Certain authors have distinctive voice and mannerism of speech as they tell stories, use certain favored terms of phrase, and a particular vocabulary. They have a distinctive sense of pacing.

These things are called ‘tics’ or mannerisms. You have to read an author deeply enough and long enough to recognize his tics, and by copying those tics, the reader, perhaps without noticing it, will hear the voice of the author you are impersonating, not yours.

I have a good ear for mimickry, and can copy their word-choice. Jack Vance and A.E. van Vogt also have a distinctive worldview they put across in their stories (I do not know if the authors themselves believe what their stories promote or not, nor do I care. But the stories have a clear theme that can be imitated.)

In terms of a plot, in the case of both Jack Vance and A.E. van Vogt, I was writing a sequel to an existing story, and needed only to extrapolate a reasonable variation on a theme taking place in a slightly larger stage.

William Hope Hodgson is a different case: there I simply borrowed his background and theme, and avoided his word-choice, which is, frankly, unappealing.
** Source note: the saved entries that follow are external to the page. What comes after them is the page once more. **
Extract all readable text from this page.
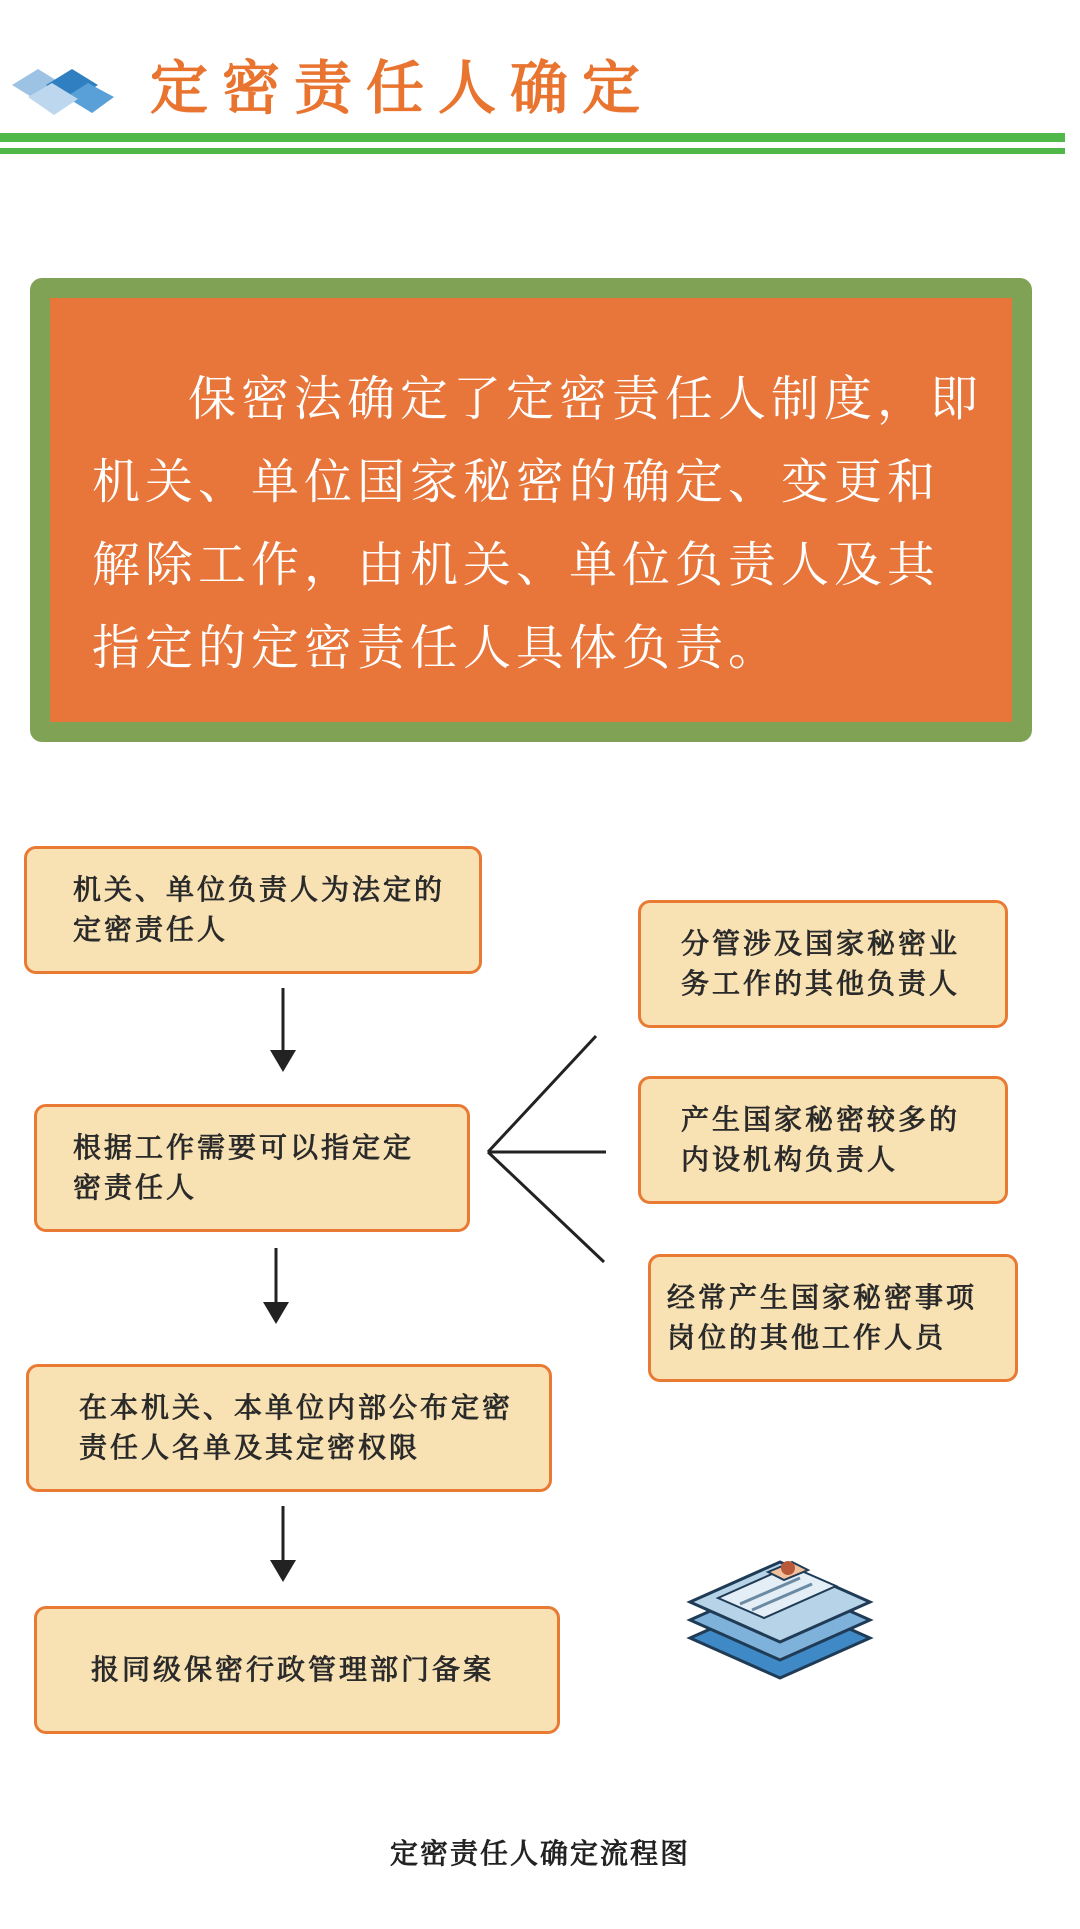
定密责任人确定
保密法确定了定密责任人制度，即机关、单位国家秘密的确定、变更和解除工作，由机关、单位负责人及其指定的定密责任人具体负责。
机关、单位负责人为法定的定密责任人
根据工作需要可以指定定密责任人
在本机关、本单位内部公布定密责任人名单及其定密权限
报同级保密行政管理部门备案
分管涉及国家秘密业务工作的其他负责人
产生国家秘密较多的内设机构负责人
经常产生国家秘密事项岗位的其他工作人员
定密责任人确定流程图
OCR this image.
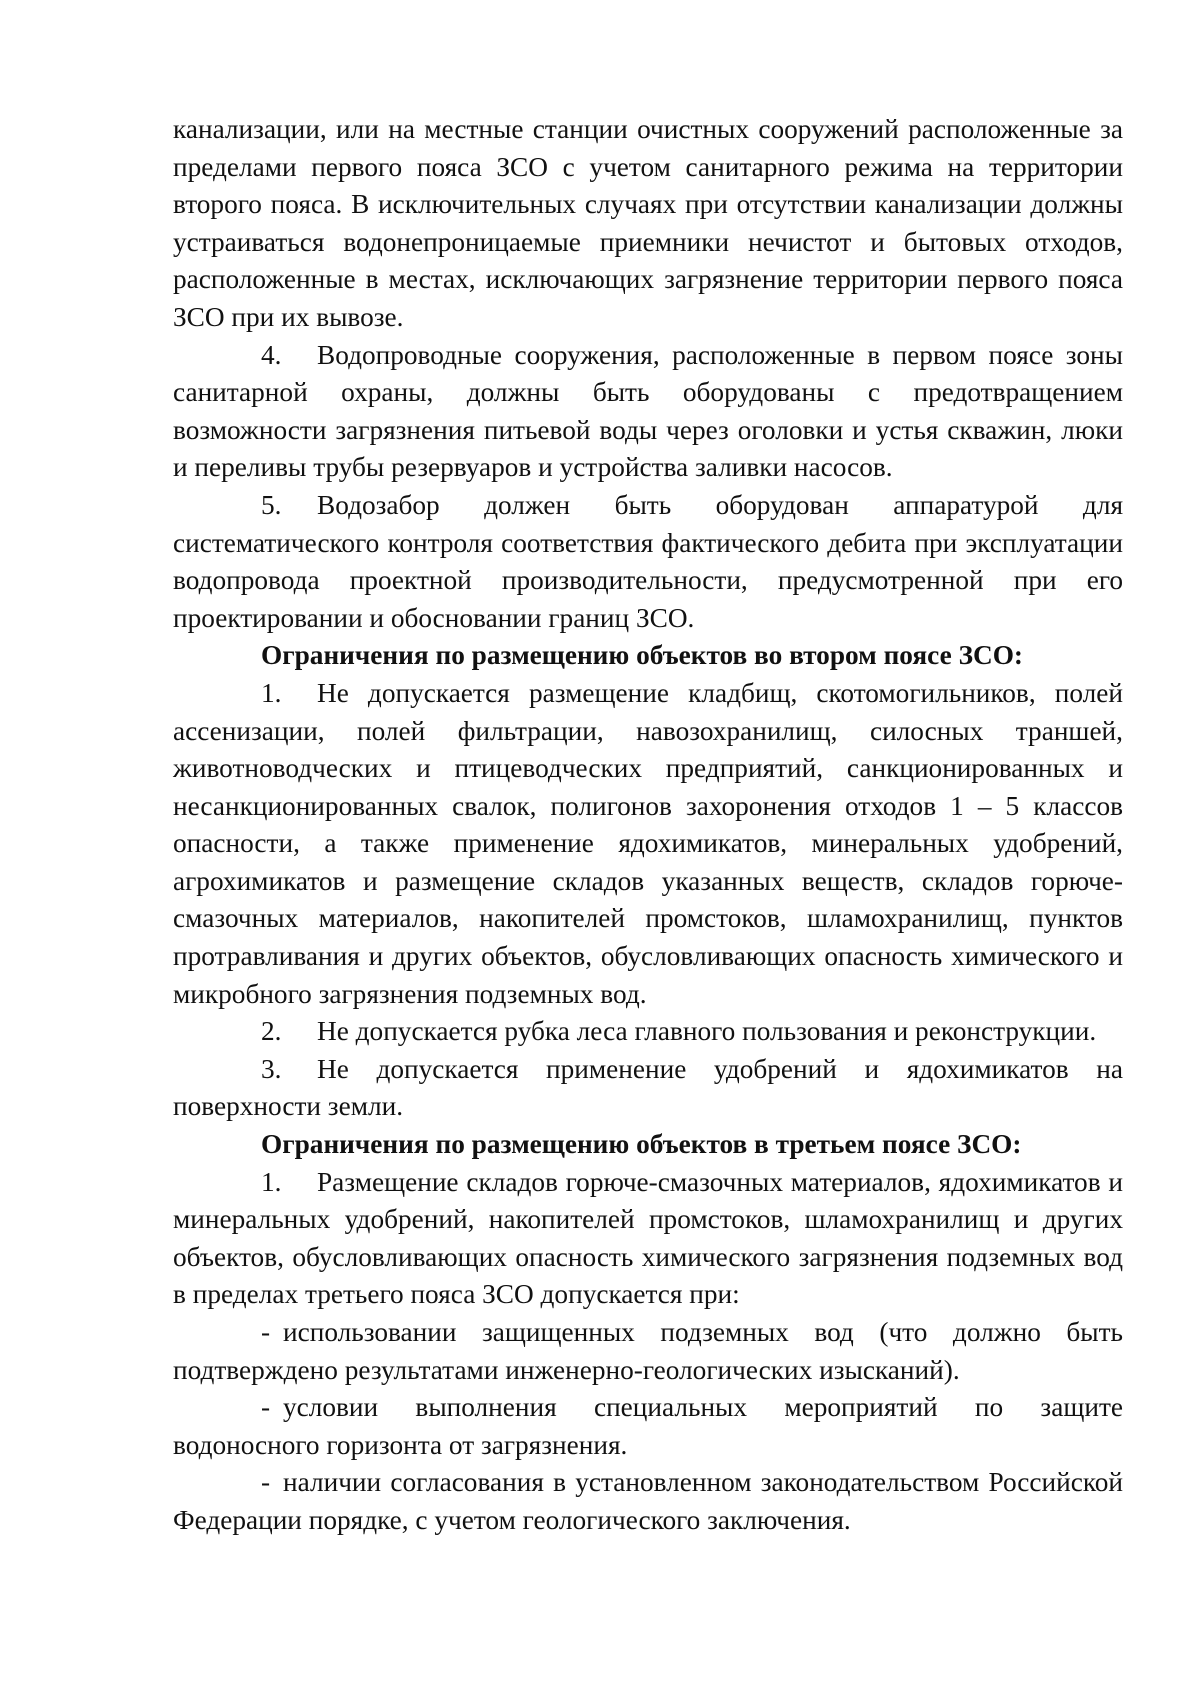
канализации, или на местные станции очистных сооружений расположенные за пределами первого пояса ЗСО с учетом санитарного режима на территории второго пояса. В исключительных случаях при отсутствии канализации должны устраиваться водонепроницаемые приемники нечистот и бытовых отходов, расположенные в местах, исключающих загрязнение территории первого пояса ЗСО при их вывозе.

4. Водопроводные сооружения, расположенные в первом поясе зоны санитарной охраны, должны быть оборудованы с предотвращением возможности загрязнения питьевой воды через оголовки и устья скважин, люки и переливы трубы резервуаров и устройства заливки насосов.

5. Водозабор должен быть оборудован аппаратурой для систематического контроля соответствия фактического дебита при эксплуатации водопровода проектной производительности, предусмотренной при его проектировании и обосновании границ ЗСО.

Ограничения по размещению объектов во втором поясе ЗСО:

1. Не допускается размещение кладбищ, скотомогильников, полей ассенизации, полей фильтрации, навозохранилищ, силосных траншей, животноводческих и птицеводческих предприятий, санкционированных и несанкционированных свалок, полигонов захоронения отходов 1 – 5 классов опасности, а также применение ядохимикатов, минеральных удобрений, агрохимикатов и размещение складов указанных веществ, складов горюче-смазочных материалов, накопителей промстоков, шламохранилищ, пунктов протравливания и других объектов, обусловливающих опасность химического и микробного загрязнения подземных вод.

2. Не допускается рубка леса главного пользования и реконструкции.

3. Не допускается применение удобрений и ядохимикатов на поверхности земли.

Ограничения по размещению объектов в третьем поясе ЗСО:

1. Размещение складов горюче-смазочных материалов, ядохимикатов и минеральных удобрений, накопителей промстоков, шламохранилищ и других объектов, обусловливающих опасность химического загрязнения подземных вод в пределах третьего пояса ЗСО допускается при:

- использовании защищенных подземных вод (что должно быть подтверждено результатами инженерно-геологических изысканий).

- условии выполнения специальных мероприятий по защите водоносного горизонта от загрязнения.

- наличии согласования в установленном законодательством Российской Федерации порядке, с учетом геологического заключения.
His book I had used as a backdrop in a role playing game I ran in college, and so I had a thick notebook of notes where I had puzzled out certain details of how his world might work or look like.

In terms of theme and plot, he wrote a tale about romantic love, which the Greek calls eros. I wrote additional tales about the other four types of love: camaraderie (philos), family love (storge), filial love (pietas) and divine love (agape).

In each case, I used the nightmarish and uninhabitable landscape of post-solar Earth as a metaphor for the desolation of lovelessness, which is (or so I would argue) Hodgson’s own use. In other words, in this case I did not copy his voice, but I copied his footsteps and extrapolated what he had established to find a story he had not.

I also used Antigone and Aeneas as mythic models to establish the frame of the stories, since I interpreted Hodgson to have written a science fiction version of the Orpheus story.

Certainly it helps that I have read nearly every word Vance and Van Vogt have ever put on paper, and that I have been fans of these writers since age nine. Their distinctive voice and tone is easy for someone raised with these authors to mimic.

By way of contrast, I do not think it is easy to copy the distinctive tone of an author like Robert Heinlein or Isaac Asimov, because they both use a transparent and journalistic style, without distinctive verbal tics or mannerisms.

The other secret is humility. I deliberately wrote the A.E.van Vogt pastiche to make the kind of points and put across the kind of message he would have put across. My books can put across my points.